Выбрать главу

– Мой хозяин Диагор прислал меня с сообщением для Гераклеса Понтора, – сказал он с сильным беотийским акцентом.

– Я – Гераклес Понтор. Говори.

Раб, несколько напуганный устрашающим присутствием Понсики, нерешительно повиновался:

– Вот сообщение: «Приходи немедленно. Произошло еще одно убийство».[47]

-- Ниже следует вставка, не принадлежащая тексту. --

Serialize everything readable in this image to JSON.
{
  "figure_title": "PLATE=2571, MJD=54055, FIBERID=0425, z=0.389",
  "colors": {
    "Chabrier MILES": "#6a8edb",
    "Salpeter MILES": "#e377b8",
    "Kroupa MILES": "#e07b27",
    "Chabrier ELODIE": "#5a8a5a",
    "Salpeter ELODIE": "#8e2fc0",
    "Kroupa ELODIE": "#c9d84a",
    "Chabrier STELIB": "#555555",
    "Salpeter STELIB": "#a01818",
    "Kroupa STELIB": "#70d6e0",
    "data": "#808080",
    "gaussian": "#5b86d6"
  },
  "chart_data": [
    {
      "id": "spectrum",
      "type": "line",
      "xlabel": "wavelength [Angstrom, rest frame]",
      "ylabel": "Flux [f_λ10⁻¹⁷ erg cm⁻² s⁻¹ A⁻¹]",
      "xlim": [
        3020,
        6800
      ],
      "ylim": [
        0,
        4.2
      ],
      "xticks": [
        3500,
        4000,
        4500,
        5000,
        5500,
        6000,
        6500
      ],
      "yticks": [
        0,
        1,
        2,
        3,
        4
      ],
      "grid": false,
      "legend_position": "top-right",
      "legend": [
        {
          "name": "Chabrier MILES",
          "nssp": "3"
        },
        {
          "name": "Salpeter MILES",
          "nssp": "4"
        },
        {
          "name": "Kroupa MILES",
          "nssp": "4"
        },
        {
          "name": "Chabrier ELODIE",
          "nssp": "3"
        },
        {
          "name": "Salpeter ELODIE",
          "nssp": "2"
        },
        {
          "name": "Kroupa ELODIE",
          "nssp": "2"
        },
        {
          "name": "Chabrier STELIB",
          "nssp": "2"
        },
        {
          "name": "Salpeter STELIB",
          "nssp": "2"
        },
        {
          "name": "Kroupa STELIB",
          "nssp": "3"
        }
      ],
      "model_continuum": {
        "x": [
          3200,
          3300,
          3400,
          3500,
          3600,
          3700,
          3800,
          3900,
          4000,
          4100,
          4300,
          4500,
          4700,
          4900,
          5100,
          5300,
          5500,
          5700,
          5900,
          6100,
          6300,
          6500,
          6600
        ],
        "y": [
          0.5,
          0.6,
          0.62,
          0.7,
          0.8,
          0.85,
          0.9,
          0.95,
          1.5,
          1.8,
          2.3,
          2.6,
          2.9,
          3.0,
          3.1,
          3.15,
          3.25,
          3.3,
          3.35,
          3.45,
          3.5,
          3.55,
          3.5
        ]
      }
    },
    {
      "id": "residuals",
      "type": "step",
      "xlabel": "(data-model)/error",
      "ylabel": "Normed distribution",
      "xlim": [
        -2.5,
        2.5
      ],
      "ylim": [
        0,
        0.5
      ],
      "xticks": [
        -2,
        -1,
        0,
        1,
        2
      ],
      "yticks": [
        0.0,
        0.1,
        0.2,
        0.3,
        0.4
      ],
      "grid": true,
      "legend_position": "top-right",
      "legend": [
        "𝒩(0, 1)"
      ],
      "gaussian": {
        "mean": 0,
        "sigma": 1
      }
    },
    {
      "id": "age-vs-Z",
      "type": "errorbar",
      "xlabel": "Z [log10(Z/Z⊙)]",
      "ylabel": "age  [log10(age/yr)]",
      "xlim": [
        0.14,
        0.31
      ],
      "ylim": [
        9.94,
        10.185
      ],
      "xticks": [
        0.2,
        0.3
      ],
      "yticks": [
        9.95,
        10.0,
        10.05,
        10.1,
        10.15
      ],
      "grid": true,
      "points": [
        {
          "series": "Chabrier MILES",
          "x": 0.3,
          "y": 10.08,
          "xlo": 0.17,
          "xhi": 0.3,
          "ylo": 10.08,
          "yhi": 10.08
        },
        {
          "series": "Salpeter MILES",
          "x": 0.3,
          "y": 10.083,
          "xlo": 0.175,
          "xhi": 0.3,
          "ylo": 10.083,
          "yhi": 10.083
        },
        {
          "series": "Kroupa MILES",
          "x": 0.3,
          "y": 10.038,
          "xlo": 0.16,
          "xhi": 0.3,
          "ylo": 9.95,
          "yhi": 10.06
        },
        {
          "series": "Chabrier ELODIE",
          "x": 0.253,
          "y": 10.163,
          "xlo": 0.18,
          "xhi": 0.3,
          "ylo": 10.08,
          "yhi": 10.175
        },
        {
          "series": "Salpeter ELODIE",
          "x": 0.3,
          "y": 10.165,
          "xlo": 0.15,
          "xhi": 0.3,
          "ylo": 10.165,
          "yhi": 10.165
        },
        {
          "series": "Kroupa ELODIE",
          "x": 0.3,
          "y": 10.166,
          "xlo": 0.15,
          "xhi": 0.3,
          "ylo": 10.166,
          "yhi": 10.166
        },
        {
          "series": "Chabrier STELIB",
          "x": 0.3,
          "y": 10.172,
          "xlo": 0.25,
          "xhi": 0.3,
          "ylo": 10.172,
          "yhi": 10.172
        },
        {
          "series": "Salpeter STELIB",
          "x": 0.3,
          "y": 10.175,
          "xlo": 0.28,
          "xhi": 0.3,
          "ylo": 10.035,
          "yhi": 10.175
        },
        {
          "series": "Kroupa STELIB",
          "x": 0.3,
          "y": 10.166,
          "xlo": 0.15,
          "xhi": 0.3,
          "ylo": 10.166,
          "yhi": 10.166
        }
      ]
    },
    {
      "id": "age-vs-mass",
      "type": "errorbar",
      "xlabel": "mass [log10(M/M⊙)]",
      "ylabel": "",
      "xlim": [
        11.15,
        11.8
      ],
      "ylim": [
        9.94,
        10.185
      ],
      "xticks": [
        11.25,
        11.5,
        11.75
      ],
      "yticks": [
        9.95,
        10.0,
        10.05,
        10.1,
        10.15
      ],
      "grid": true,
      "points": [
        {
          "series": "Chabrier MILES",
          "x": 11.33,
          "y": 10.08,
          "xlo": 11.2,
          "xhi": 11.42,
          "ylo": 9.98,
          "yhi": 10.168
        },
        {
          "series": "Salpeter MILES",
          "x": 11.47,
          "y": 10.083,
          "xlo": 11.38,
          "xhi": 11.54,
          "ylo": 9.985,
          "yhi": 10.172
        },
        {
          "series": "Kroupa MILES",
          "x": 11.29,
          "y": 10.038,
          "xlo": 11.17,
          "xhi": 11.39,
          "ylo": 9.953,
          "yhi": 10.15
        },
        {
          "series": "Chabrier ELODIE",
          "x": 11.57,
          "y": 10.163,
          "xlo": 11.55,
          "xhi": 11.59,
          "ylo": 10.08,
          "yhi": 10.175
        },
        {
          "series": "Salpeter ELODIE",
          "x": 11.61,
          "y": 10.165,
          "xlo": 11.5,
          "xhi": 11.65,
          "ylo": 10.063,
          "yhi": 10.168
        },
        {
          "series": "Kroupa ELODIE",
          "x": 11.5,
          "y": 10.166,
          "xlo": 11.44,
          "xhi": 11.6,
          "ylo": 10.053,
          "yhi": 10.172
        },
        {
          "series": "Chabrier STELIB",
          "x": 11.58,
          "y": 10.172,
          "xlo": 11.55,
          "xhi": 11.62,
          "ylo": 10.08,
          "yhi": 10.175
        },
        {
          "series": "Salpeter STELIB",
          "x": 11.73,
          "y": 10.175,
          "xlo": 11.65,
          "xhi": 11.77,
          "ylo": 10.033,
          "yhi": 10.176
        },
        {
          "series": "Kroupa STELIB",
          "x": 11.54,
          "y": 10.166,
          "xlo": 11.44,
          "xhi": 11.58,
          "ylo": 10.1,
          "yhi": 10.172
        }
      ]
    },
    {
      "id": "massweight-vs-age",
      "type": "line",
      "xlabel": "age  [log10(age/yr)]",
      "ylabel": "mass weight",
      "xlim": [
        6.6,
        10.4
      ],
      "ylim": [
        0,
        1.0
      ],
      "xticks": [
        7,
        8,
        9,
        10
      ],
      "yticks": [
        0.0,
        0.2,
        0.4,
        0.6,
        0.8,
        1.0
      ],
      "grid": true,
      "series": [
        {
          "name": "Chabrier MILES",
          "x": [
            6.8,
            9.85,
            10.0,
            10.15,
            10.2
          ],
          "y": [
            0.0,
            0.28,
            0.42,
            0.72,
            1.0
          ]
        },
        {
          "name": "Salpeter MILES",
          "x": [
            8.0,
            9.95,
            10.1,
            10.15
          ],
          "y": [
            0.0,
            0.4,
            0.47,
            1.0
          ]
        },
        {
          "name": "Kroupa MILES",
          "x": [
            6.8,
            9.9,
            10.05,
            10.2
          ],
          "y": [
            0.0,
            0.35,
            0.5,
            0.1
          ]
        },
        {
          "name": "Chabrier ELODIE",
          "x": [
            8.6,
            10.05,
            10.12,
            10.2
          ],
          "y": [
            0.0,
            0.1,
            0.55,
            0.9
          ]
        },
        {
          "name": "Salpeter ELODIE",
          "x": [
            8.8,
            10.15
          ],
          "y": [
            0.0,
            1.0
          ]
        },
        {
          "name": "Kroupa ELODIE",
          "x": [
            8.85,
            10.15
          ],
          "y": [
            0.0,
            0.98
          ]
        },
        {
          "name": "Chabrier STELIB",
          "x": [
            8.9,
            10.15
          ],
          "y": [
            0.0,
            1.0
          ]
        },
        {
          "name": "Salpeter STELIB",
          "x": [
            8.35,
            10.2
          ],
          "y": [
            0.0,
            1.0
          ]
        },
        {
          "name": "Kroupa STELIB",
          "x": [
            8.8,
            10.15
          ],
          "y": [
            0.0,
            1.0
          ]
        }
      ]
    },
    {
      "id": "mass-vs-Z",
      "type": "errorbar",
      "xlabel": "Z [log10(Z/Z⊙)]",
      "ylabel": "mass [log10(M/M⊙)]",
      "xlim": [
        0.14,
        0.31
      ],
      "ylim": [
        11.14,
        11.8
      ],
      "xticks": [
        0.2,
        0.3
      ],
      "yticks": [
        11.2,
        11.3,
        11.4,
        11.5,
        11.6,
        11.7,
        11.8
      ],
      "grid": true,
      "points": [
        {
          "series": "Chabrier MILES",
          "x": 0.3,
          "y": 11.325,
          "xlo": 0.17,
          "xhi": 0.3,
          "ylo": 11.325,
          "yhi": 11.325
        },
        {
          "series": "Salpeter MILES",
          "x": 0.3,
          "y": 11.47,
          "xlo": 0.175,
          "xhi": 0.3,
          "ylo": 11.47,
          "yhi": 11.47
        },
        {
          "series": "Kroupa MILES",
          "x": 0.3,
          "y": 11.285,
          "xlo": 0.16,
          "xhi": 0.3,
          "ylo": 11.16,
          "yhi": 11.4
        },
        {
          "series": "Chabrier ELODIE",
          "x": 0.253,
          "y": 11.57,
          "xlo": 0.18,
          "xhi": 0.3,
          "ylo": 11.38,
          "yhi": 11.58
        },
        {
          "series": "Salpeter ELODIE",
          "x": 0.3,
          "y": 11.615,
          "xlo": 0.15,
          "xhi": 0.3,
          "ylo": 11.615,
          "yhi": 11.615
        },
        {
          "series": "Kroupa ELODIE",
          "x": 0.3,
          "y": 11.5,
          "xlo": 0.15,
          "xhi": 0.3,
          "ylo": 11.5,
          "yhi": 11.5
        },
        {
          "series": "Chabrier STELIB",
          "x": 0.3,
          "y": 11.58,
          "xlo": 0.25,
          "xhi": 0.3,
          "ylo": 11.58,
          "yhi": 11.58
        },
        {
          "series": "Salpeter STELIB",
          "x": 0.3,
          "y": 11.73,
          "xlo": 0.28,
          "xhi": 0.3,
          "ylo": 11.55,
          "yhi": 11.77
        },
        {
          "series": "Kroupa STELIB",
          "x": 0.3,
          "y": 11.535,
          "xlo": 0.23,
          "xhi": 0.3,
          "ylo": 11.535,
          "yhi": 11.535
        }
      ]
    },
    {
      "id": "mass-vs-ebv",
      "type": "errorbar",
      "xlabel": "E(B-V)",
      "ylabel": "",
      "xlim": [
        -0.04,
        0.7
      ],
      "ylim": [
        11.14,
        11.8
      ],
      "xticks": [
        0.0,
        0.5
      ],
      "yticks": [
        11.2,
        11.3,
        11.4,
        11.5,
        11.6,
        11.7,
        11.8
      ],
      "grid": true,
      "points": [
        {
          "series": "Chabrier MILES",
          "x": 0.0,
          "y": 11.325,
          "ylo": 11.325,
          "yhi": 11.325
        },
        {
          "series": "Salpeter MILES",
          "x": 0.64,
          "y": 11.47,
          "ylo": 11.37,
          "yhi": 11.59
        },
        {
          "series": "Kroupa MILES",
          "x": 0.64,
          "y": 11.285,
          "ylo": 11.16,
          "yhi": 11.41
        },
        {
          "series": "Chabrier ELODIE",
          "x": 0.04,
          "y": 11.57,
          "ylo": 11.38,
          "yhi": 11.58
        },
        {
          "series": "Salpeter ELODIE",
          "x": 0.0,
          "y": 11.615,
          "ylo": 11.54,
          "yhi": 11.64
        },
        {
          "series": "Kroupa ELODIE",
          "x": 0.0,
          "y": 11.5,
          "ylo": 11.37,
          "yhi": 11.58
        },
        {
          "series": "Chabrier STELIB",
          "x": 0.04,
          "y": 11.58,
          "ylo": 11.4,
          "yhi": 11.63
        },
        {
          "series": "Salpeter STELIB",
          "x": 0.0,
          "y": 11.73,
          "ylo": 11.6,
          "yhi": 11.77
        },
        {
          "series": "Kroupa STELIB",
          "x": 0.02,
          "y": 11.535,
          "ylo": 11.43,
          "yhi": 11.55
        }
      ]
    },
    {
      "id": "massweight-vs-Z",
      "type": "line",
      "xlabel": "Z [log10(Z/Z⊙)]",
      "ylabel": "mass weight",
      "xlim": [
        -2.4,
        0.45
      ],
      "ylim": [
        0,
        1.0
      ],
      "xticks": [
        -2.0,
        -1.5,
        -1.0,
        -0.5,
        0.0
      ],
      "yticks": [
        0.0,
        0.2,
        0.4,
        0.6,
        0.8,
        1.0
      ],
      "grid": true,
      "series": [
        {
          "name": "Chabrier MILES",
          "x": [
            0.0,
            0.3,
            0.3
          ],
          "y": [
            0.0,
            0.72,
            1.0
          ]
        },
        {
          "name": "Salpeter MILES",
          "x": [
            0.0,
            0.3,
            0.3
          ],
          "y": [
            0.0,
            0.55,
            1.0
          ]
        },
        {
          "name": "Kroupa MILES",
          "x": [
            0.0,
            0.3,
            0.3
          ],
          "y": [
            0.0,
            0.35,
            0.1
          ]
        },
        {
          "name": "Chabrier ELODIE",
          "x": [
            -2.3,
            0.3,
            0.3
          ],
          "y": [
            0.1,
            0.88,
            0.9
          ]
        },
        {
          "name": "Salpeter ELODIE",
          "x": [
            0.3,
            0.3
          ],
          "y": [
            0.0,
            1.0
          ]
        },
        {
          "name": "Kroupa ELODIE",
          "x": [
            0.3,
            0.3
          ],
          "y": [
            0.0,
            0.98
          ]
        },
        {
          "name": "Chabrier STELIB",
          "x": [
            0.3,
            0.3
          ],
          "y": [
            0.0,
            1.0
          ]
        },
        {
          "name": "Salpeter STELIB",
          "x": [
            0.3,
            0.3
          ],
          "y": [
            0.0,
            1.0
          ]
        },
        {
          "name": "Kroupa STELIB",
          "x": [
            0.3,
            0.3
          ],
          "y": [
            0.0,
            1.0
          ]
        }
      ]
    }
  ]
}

Труп принадлежал девушке: лицо было прикрыто покрывалом, пеплум покрывал даже волосы, а плащ укутывал руки; она лежала на боку на бесконечных каракулях из обломков, и, судя по положению ее обнаженных до бедер ног, всячески достойных созерцания даже при таких обстоятельствах, можно было сказать, что смерть застала ее, когда она бежала или прыгала, приподняв пеплум; левая рука ее была зажата в кулак, как в играх, когда дети что-то прячут, а в правой был кинжал, лезвие которого, в пядь длиной, казалось выкованным из крови. Она была босой. Помимо этого казалось, что на всем ее стройном теле, от шеи до икр, нет ни одного места, не испещренного ранами: короткими, длинными, прямыми, изогнутыми, треугольными, квадратными, глубокими, поверхностными, легкими, тяжелыми; ими был истерзан весь пеплум; рваные края были выпачканы кровью. Но это печальное зрелище все-таки было только началом: обнажив тело, на нем, несомненно, обнаружили бы жуткие увечья, о которых свидетельствовали гротескно вздувшиеся одежды, под которыми подобно подводным растениям, видным с поверхности кристально прозрачной воды, накапливались грязными выделениями гуморы. Казалось, больше ничего удивительного тут найти было нельзя.

Однако удивляться пришлось, потому что, откинув покрывало, Гераклес увидел лицо мужчины.

– Ага, Разгадыватель, удивлен! – завизжал довольный, как женщина, астином. – Клянусь Зевсом, я тебя не осуждаю! Я сам не поверил, когда мои слуги доложили мне!.. А теперь позволь-ка мне спросить: что ты здесь делаешь? Этот любезный господин, – он указал на лысого человека, – заверил меня, что ты хотел бы взглянуть на это тело. Но я не пойму почему. По-моему, тут разгадывать нечего, разве что по какой темной причине этот эфеб!.. – Он вдруг обернулся к лысому. – Как, ты сказал, его звали?…

– Эвний, – ответил Диагор будто во сне.

– …по какой темной причине Эвний переоделся куртизанкой, напился допьяна и нанес себе эти жуткие раны… Что ты ищешь?

Гераклес осторожно приподнимал края пеплума.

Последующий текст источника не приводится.